Последние дни (да в принципе и всё время) у меня выдались трудными, морально трудными. А здесь, среди такого великолепия, я прямо отдыхала душой.
На старых улочках мягко звучала стеклянная симфоническая музыка. Она заполонила всё пространство города. Толпы отдыхающих ходили нарядные, тихие. Никто никуда не спешил. Люди чинно прогуливались по вековой брусчатке промеж огромных клумб с чайными розами и анютиными глазками, вокруг Нарзанной галереи, старинных зданий с витиеватой лепниной, слушали классические мелодии, которые очень уместны были именно в этом месте и в это время.
Когда не было скучных заседаний Комитета, я с удовольствием прогуливалась вместе с этими людьми, дышала пьянящим воздухом, маленькими глотками пила тёплый солоноватый нарзан, пробовала местные пироги с сыром, укропом и свекольной ботвой.
В эти минуты я была счастлива. Мне хотелось смеяться. Просто так, от избытка ощущений и чувств.
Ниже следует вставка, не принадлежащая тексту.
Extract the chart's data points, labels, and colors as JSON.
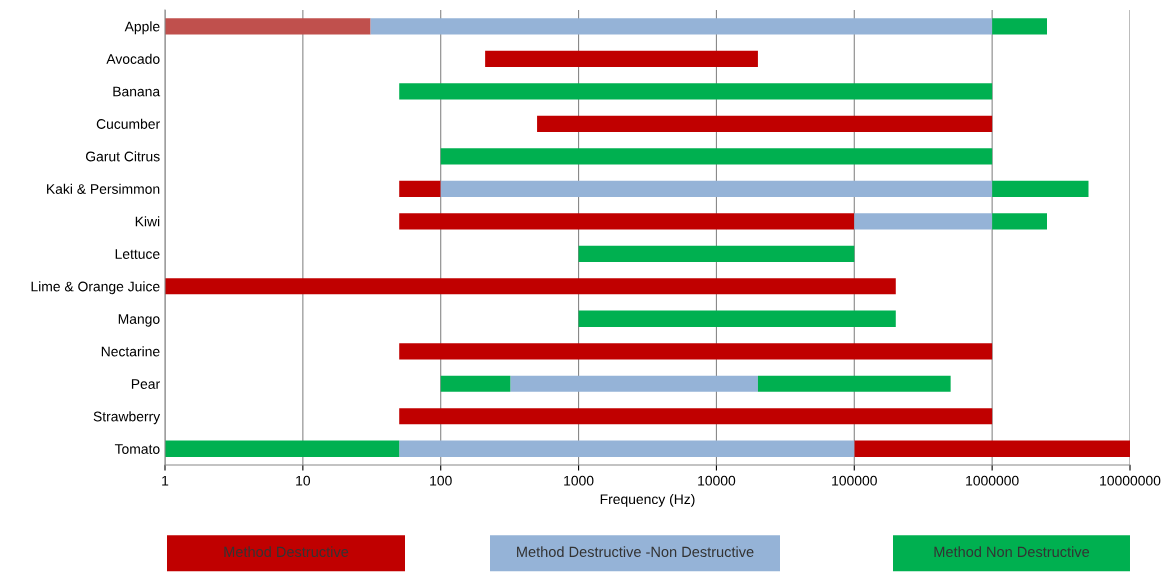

Прогуливаясь, я зашла в небольшой магазинчик, где продавали фарфоровую посуду, изготовленную где-то здесь, на местном заводике. Поддавшись порыву, я вдруг купила миленькую фарфоровую сахарницу с лиловыми фиалками и махровыми маргаритками. Почему-то подумалось, что такая вещица будет очень уместна в нашей будущей московской квартире.
Почти сразу я отыскала нужное место по заданию «опиюса». Это был санаторий имени Семашко, весь утопающий в вековых хвойных деревьях старого парка, старомодный, немного даже чопорный. Здесь я должна была встретиться с человеком по имени Михаил Евгеньевич Шац и забрать у него карточку. Это оказался такой же чинный консервативный старик в белом халате, прямой, словно проглотил аршин, но вполне бодрый и энергичный.
— Добрый день, Михаил Евгеньевич, — поприветствовала его я, — Я — Лидия Горшкова и меня прислал Лев Юрьевич Быков, забрать документы.
— Что-то не торопится ваш Быков, барышня, — чуть насмешливо проворчал Шац, склонил голову набок и сразу стал похож на большого шкодливого попугая в очках, — уже скоро все сроки выйдут.
— К сожалению, раньше он не мог, — попыталась выгородить «опиюса» я, сама не знаю, зачем.
— Возьмите, пожалуйста, Лидия Горшкова, — протянул он мне свёрток с карточкой.
Я забрала документы и, не удержавшись, спросила:
— А вы здесь доктор, да?
— И даже дважды, — хмыкнул Шац.
— В каком смысле? — не поняла сперва я.
— Доктор как врач и доктор медицинских наук, к вашим услугам.
— А по каким вы наукам? — спросила я из вежливости, для поддержания разговора. Так-то я уже намылилась уйти.
Ответ Шаца заставил меня передумать уходить так быстро:
— Моя специальность — неврология. У нас в санатории одно из главных направлений — заболевания нервной системы.
— А психическими болезнями вы не занимаетесь?
— Я таки профессор, член-корреспондент Академии наук, у меня широкий профиль, и под моим руководством защищают кандидатские и докторские в том числе и по психиатрии, если они сопутствующие с неврологией, — со скромным достоинством ответил Шац. — А что конкретно вас интересует?
— Да вот, даже не знаю… — замялась я.
— Смелее, барышня, — подбодрил меня профессор.